Cette coalition de centre gauche comprend l'Union civique radicale (UCR, centriste) et le Front Pays solidaire (FPS, gauche). Elle est appuyée par l'Action pour la République (AR, centre droit) de Domingo Cavallo, nommé ministre de l'Economie en mars dernier.

Dans la campagne électorale, nombre de candidats font fi de propositions nouvelles, préférant tirer à boulets rouges sur le gouvernement. Le prestige de l'exécutif, miné par son échec économique et social, est si bas que des candidats de la coalition au pouvoir n'hésitent pas à faire campagne contre Domingo Cavallo, père du dur programme d'austérité actuel, le septième depuis 1999.

"Déficit zéro" en échec

Le départ du ministre Cavallo est même souhaité par l'ex-président Raul Alfonsin, candidat au sénat et dirigeant influent du parti pilier de la coalition gouvernementale, l'UCR centriste du président Fernando de la Rua.

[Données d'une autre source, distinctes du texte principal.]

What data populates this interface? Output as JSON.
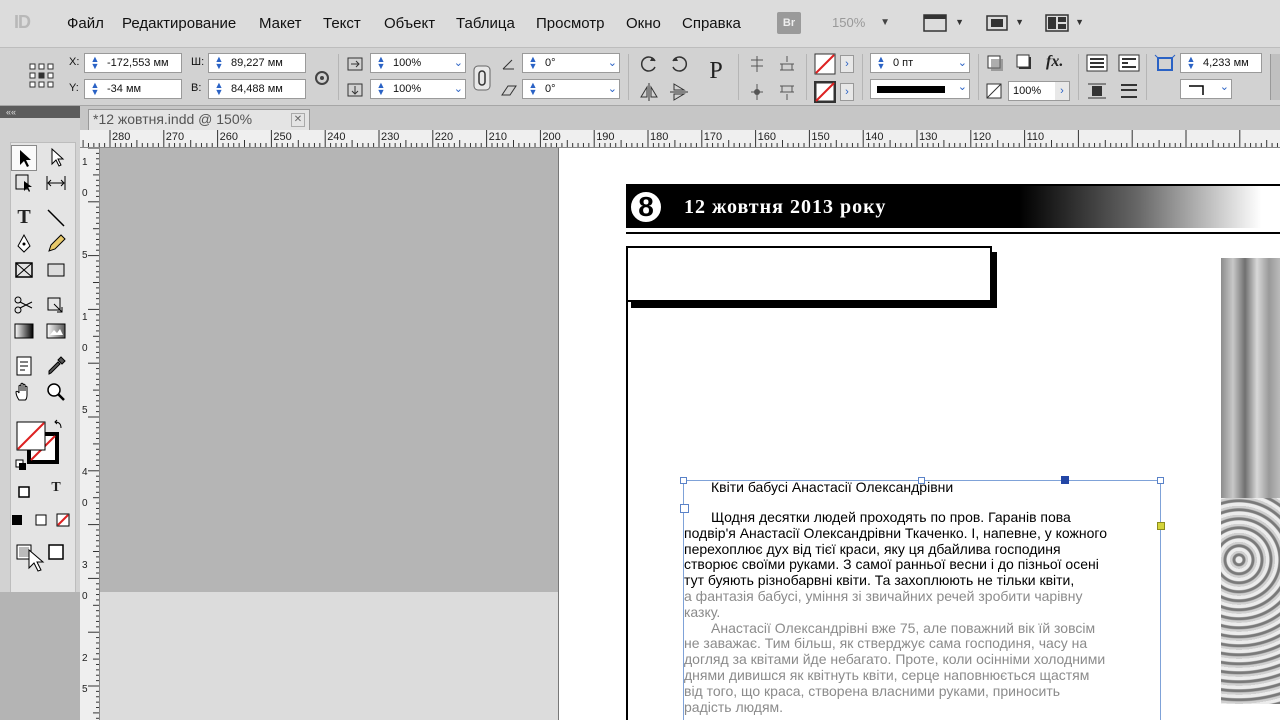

Sa "loi du déficit zéro", applaudie par le Fonds monétaire international (FMI), a fait de Domingo Cavallo le politicien le plus impopulaire d'Argentine.

Le "déficit zéro" signifie l'équilibre absolu entre dépenses publiques et rentrées fiscales, avec pour conséquence actuelle l'amputation de 13% des salaires des fonctionnaires et des retraites dépassant 500 pesos par mois (1 peso = 1 dollar). Mais les revenus fiscaux étant en baisse à cause d'une dépression économique qui entame sa quatrième année, la ponction sur les retraites et les salaires devrait théoriquement s'accentuer, alors que grèves et manifestations témoignent du risque d'explosion sociale. D'autant plus que le tiers des Argentins vit sous le seuil de pauvreté.

La semaine dernière, l'annonce de la baisse de 14% des recettes fiscales de septembre par rapport à celles de septembre 2000 a sans doute condamné Domingo Cavallo et sa politique du "déficit zéro". Décourageant la consommation par la baisse des salaires publics, cette politique accroît en effet le déficit fiscal au lieu de le réduire. Malgré les démentis officiels, il serait surprenant que le ministre Cavallo survive aux élections du 14 octobre. Au-delà de cette date, une dévaluation du peso ou une dollarisation totale de l'économie argentine restent des hypothèses également démenties par le gouvernement.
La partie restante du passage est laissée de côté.